Geometric Neural Phrase Pooling: Modeling the Spatial Co-occurrence of Neurons
This addresses a less-studied aspect of CNN performance for visual recognition, offering an incremental improvement with low computational overhead.
The paper tackled the problem of modeling spatial co-occurrence of neuron responses in CNNs by proposing Geometric Neural Phrase Pooling (GNPP), which groups neurons into phrases and punishes isolated responses, resulting in significant and consistent accuracy gains in image classification.

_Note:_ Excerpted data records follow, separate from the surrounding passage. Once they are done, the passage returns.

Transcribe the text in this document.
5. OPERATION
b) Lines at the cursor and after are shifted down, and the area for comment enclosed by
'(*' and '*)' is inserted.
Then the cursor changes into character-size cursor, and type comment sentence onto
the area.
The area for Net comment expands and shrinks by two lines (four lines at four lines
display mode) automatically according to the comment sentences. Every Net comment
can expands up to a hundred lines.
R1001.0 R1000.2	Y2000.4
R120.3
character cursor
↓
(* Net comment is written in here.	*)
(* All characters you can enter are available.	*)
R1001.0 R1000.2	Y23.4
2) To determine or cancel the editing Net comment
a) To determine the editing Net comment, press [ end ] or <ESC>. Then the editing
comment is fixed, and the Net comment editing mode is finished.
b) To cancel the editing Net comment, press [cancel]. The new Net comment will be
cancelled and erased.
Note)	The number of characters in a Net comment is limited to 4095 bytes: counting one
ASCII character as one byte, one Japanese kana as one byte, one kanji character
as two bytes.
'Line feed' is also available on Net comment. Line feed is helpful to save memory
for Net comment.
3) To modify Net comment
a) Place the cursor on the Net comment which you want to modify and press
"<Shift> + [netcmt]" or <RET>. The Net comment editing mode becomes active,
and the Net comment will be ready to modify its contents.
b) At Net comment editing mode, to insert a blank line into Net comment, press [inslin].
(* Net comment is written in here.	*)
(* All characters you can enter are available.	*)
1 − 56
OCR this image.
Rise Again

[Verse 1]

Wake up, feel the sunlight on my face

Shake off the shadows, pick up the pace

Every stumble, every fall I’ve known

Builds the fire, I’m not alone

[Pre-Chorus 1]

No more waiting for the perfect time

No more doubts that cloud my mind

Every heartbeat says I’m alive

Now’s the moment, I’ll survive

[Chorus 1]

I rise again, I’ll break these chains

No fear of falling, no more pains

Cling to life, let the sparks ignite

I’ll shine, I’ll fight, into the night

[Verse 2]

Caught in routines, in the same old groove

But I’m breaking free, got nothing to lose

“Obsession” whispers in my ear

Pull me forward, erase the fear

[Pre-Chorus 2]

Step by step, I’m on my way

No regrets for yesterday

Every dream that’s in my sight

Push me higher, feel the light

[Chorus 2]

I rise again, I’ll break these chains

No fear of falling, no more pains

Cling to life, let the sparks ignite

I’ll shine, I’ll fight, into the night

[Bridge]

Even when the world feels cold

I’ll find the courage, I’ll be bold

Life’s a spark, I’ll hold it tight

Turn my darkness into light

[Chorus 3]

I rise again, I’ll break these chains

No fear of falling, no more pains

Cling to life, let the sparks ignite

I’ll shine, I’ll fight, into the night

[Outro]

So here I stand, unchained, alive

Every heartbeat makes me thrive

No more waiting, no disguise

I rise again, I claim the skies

Deep Convolutional Neural Networks (CNNs) are playing important roles in state-of-the-art visual recognition. This paper focuses on modeling the spatial co-occurrence of neuron responses, which is less studied in the previous work. For this, we consider the neurons in the hidden layer as neural words, and construct a set of geometric neural phrases on top of them. The idea that grouping neural words into neural phrases is borrowed from the Bag-of-Visual-Words (BoVW) model. Next, the Geometric Neural Phrase Pooling (GNPP) algorithm is proposed to efficiently encode these neural phrases. GNPP acts as a new type of hidden layer, which punishes the isolated neuron responses after convolution, and can be inserted into a CNN model with little extra computational overhead. Experimental results show that GNPP produces significant and consistent accuracy gain in image classification.